I want to test a docked structure to a solved PDB structure in order to test HADDOCK’s accuracy on my system.
Currently, I align the protein structures in pymol, and then using rms_cur I calculate the RMSD between the peptides. This value comes out high so I’d like to try another approach.
The information I am looking for is how well haddock finds the interactions and contacts between the protein and peptide so FCC can be a more suitable choice (the peptide is highly flexible).
Is there a way to check the difference between FCC of both complexes? Or is there another suitable approach?
I use Haddock local version 2.4, but I can use other platforms as well
I would recommend trying HADDOCK3 in this context, using this workflow. You just have to change the molecules field, which will became your HADDOCK models and the reference_fname field, which will be your PDB structure. Check the fnat field in the run_directory/2_caprieval/capri_ss.tsv file: this will be the fraction of native contacts that are preserved between each HADDOCK model and the reference structure.
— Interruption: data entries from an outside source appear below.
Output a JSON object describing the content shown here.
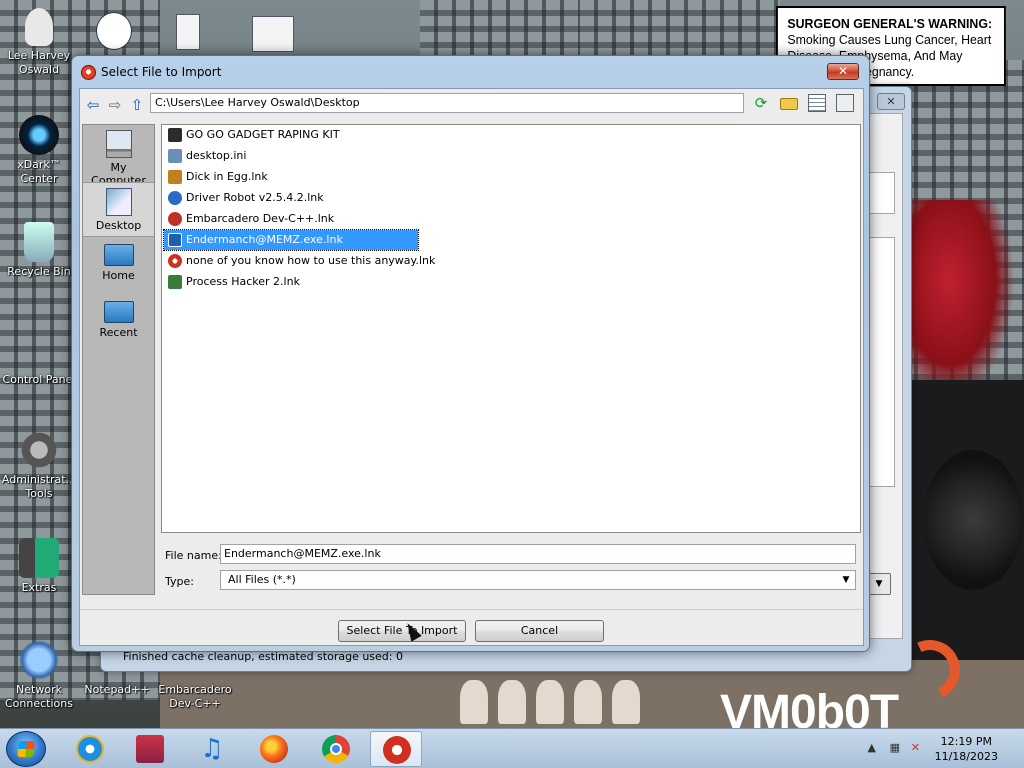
{
  "desktop": {
    "warning_title": "SURGEON GENERAL'S WARNING:",
    "warning_body": "Smoking Causes Lung Cancer, Heart Disease, Emphysema, And May Complicate Pregnancy.",
    "watermark": "VM0b0T",
    "icons": [
      {
        "label": "Lee Harvey Oswald",
        "icon": "person-icon"
      },
      {
        "label": "xDark™ Center",
        "icon": "orb-icon"
      },
      {
        "label": "Recycle Bin",
        "icon": "recycle-bin-icon"
      },
      {
        "label": "Control Panel",
        "icon": "control-panel-icon"
      },
      {
        "label": "Administrat... Tools",
        "icon": "admin-tools-icon"
      },
      {
        "label": "Extras",
        "icon": "extras-icon"
      },
      {
        "label": "Network Connections",
        "icon": "network-icon"
      },
      {
        "label": "Notepad++",
        "icon": "notepad-icon"
      },
      {
        "label": "Embarcadero Dev-C++",
        "icon": "devcpp-icon"
      }
    ]
  },
  "back_window": {
    "status": "Finished cache cleanup, estimated storage used: 0"
  },
  "dialog": {
    "title": "Select File to Import",
    "path": "C:\\Users\\Lee Harvey Oswald\\Desktop",
    "places": [
      {
        "label": "My Computer",
        "icon": "computer-icon"
      },
      {
        "label": "Desktop",
        "icon": "desktop-icon"
      },
      {
        "label": "Home",
        "icon": "home-icon"
      },
      {
        "label": "Recent",
        "icon": "recent-icon"
      }
    ],
    "files": [
      {
        "name": "GO GO GADGET RAPING KIT",
        "icon": "app-icon",
        "color": "#333333"
      },
      {
        "name": "desktop.ini",
        "icon": "settings-file-icon",
        "color": "#6a8fb5"
      },
      {
        "name": "Dick in Egg.lnk",
        "icon": "shortcut-icon",
        "color": "#c08020"
      },
      {
        "name": "Driver Robot v2.5.4.2.lnk",
        "icon": "robot-icon",
        "color": "#2a6ac8"
      },
      {
        "name": "Embarcadero Dev-C++.lnk",
        "icon": "devcpp-icon",
        "color": "#c0302a"
      },
      {
        "name": "Endermanch@MEMZ.exe.lnk",
        "icon": "exe-icon",
        "color": "#1f5fb0"
      },
      {
        "name": "none of you know how to use this anyway.lnk",
        "icon": "vm-icon",
        "color": "#d03020"
      },
      {
        "name": "Process Hacker 2.lnk",
        "icon": "process-hacker-icon",
        "color": "#3a7a3a"
      }
    ],
    "selected_index": 5,
    "file_name_label": "File name:",
    "file_name_value": "Endermanch@MEMZ.exe.lnk",
    "type_label": "Type:",
    "type_value": "All Files (*.*)",
    "ok_button": "Select File To Import",
    "cancel_button": "Cancel"
  },
  "taskbar": {
    "time": "12:19 PM",
    "date": "11/18/2023",
    "items": [
      "internet-explorer-icon",
      "media-icon",
      "music-icon",
      "firefox-icon",
      "chrome-icon",
      "vm-app-icon"
    ]
  }
}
Otherwise there are multiple resources you can also try, such as CAPRI-Q.
PS: rms_cur does not perform the structural alignment between structures, align would be a better choice in pymol
Hope it helps!
Marco
I understand that rms_cur doesn’t perform structural alignment. However, if it did, wouldn’t that compromise the fairness of comparing the accuracy of the results? Or am I misunderstanding its role here?
Also, will the HADDOCK3 workflow you suggested produce the same results as CAPRI-Q, considering it’s based on it?
when you have two models you first have to align them…if for some reason they are randomly positioned in space you will get a high RMSD value because you didn’t remove the translations and rotations…no fairness problem here!
as for the comparison, we never benchmarked one method against the other, but the results should be very similar.